Wednesday, January 27, 2010

Strange days

The weekend was spent caring for my mother and being reminded of the 20 year anniversary of an enormous, life-changing event. The irony didn't escape me when I found myself in Devon on this major anniversary, doing exactly what I did 20 years ago to the day/hour/minute - not sleeping, worrying my head off and crying, albeit about a mile and half up the road from where I was before.

I was also reminded that it is possible to be practical and deal with stuff that you're not expecting at short notice, when you are forced to. My sleep was interrupted by Mum frequently - she needed help to do things, and I gave it to her. I was also disturbed by The Dog at one point, who jumped onto the bed and gawped at me like a furry apparition, the first time she has ever come into the bedroom at night. They say that dogs are sensitive to serious illness and I suppose this was proof. [Then again, she was just as likely to have been wanting a biscuit. There's no way of knowing.]

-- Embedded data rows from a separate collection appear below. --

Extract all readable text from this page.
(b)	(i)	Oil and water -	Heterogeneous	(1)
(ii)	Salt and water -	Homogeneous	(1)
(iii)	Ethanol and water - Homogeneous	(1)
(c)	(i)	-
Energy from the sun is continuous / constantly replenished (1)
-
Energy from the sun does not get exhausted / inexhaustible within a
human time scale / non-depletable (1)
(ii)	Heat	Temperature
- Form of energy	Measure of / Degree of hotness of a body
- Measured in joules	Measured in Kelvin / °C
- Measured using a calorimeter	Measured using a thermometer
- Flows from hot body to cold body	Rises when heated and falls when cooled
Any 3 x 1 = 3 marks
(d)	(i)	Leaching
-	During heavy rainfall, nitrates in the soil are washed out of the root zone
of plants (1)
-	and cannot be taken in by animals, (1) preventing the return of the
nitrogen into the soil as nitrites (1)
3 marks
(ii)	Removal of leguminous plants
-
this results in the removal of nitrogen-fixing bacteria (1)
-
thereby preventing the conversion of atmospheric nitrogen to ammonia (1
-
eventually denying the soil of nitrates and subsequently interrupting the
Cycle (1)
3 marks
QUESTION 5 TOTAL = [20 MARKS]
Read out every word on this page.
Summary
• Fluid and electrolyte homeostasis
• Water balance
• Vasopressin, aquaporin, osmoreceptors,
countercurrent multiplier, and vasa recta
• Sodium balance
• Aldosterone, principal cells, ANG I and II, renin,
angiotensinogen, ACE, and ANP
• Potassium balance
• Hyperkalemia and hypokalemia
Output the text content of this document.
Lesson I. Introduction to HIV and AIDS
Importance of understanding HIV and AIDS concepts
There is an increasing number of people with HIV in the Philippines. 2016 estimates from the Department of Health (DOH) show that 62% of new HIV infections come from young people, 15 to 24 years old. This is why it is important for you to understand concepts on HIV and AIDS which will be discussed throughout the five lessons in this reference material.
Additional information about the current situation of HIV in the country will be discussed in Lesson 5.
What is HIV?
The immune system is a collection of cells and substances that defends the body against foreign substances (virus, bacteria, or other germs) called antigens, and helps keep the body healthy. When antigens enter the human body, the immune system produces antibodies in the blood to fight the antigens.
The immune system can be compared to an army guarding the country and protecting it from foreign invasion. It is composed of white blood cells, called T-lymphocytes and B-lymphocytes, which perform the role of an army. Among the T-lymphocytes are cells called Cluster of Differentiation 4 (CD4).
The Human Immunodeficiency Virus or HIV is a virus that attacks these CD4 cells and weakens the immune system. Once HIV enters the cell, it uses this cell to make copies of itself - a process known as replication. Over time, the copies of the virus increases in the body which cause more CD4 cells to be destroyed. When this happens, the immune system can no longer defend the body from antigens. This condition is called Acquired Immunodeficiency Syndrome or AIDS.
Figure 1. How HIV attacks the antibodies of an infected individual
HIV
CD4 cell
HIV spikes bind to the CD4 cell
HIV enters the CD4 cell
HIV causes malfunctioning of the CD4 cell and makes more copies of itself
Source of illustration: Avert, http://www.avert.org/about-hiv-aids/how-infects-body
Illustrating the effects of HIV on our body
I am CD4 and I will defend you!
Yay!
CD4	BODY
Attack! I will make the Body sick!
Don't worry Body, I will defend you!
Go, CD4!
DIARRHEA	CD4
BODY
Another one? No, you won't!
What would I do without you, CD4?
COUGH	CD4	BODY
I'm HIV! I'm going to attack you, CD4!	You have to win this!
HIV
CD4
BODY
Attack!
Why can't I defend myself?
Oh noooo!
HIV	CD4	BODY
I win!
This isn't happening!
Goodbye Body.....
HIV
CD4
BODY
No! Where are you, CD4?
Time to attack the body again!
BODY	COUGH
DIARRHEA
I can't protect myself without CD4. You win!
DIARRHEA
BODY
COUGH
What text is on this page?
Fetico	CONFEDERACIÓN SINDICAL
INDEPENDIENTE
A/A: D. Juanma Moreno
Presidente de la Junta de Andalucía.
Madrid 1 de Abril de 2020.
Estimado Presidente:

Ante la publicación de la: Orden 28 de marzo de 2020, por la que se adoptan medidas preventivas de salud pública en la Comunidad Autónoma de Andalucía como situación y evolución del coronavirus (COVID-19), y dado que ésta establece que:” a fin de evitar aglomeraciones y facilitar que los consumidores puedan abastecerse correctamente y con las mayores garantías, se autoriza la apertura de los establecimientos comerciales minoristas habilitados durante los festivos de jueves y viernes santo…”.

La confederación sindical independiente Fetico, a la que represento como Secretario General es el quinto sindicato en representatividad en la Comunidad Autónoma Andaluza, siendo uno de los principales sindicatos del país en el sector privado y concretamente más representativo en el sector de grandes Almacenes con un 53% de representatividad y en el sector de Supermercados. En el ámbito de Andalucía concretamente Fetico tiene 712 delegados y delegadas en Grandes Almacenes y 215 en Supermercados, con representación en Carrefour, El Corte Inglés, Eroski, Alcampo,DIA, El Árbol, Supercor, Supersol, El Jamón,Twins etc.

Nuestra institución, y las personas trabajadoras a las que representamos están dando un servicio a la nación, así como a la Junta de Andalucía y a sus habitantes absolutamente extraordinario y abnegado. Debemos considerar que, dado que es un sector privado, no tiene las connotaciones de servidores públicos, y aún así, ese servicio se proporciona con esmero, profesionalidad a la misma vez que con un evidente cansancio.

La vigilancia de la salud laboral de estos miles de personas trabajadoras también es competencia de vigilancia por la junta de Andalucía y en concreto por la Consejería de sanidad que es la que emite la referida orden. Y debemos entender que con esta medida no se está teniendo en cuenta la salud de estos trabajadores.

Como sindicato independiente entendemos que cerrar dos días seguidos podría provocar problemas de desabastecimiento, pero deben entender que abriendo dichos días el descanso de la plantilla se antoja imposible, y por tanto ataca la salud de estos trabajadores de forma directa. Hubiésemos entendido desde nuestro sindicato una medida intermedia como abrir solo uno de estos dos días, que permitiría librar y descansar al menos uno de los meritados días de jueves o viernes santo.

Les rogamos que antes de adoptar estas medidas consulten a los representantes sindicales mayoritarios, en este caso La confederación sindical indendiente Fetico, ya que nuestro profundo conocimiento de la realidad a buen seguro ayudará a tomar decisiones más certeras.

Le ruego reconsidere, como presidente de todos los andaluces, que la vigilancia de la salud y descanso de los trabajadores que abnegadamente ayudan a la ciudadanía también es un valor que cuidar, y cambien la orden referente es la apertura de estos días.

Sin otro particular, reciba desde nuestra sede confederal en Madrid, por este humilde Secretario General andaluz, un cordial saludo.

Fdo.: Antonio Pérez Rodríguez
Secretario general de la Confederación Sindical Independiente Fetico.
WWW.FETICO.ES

I should be clear and say that I am neither seeking, nor expecting pity. Life goes on and as ever, we all find ways to cope and deal with what we've been given. Sleep deprivation is something I don't deal with very well, so it's an opportunity to learn. I'm not a wreck, even though I know what's coming. I'm not sure as yet if that's more or less comforting than what happened with my Dad.

Friday, January 15, 2010

The city's ripped backsides

I did try to write a blog post about the last decade just recently. I gave up. It's impossible. I suppose that the larger bits and bobs of my life for the last (getting on for) five years are captured here on this blog...although there needs to be some awareness that there are a lot of things that I either glossed over briefly, half-explained, or never spoke of.

Here's a quick thing.

A decade in numbers
Four jobs (five, if you count the part-time family history research one).
Two homes - urban drama near King's Cross station (the place that I like to think was the actual flat above a shop mentioned in this song); in the suburbs, in Ham.
Two great-nephews and a great-niece.
Two fabulous voyages to the United States of America (numerous voyages to the Continent).
One partner/husband.

That's ten years, in essence, yet it doesn't really do them justice. I'm aware that I blinked and missed bits of it. Perhaps I need to be less of a passenger in future.

Back to the present. Off out in town tonight for the first time this year for a drink and some fried food with DL and some of the other usual suspects. I'm looking forward to it. So another decade begins.

Sunday, January 03, 2010

It's nothing special

*A brief foreword: I lost half of this post because Blogger signed me out, so if this seems a little pissed-off in tone, that's why.*

Incredible. I can't quite believe where the last ten years have gone. I recently had to shut my Hotmail email address (post-hacking) and was astounded when I noticed it had been set up in September 1999.

Let's tackle 2009 before we tackle the decade, though, eh.

2009 - in short
A bit of a big one in the grand scheme of things. I got married to my long-term (and some would say, long-suffering) partner JJ. At the same time as I was planning our wedding, my mother was diagnosed with terminal cancer. So all the jollity has been tempered rather. I am feeling pretty sad, yet the last six months have been amongst the best times I've ever had. The irony doesn't escape me.

Still, what is life if it isn't full of ephemeral stuff to get you through the laffs and the tears?

Music
I think I said a year ago that it I hadn't been able to settle to new stuff. Many of this year's top albums I have never heard, and probably never will. A few songs caught my ear and made me smile: Poker Face, Single Ladies, Heavy Cross, Heads Will Roll. The 80s came back again, which is a bit boring when you can remember the music in (frankly) autistic-levels of detail from last time around. I also liked Stereolab's most recent album, which will be their last. Typical.

Films
In the Loop, for sure. I saw this in a packed Curzon Soho and I honestly thought I was going to cough up my lungs with laughter at one point. My favourite Malcolm Tucker line: "I will hound you to an assisted suicide...".
Also, Anvil! The Story of Anvil, which has to be one of the funniest and heart-warming films I think I've ever seen. Favourite scene: the wedding reception. I watched this on a plane and was shuddering silently with laughter, the tears pouring down my face - the stewardess was quite concerned.
Moon was also superb, with a great central performance or two from Sam Rockwell.
Definitely not Burn After Reading, which had I not been on a aircraft at the time, I think I would have walked out of. Bilge.

TV
3o Rock, Mad Men, The Wire...so much great telly this year.

Untimely departure
The one, the only Lux Interior.
"I've been to the mountain, it was just a big hill"

Teenage crush of the year
Out in front by about nine miles, Charlie Brooker (despite the fact that he frequently makes me look like a lunatic on public transport, when I'm laughing out loud at his newspaper column). And Richard Armitage, surely the only sane reason to watch Spooks.

That's it for now, readers,: I wish all three of you a happy new year.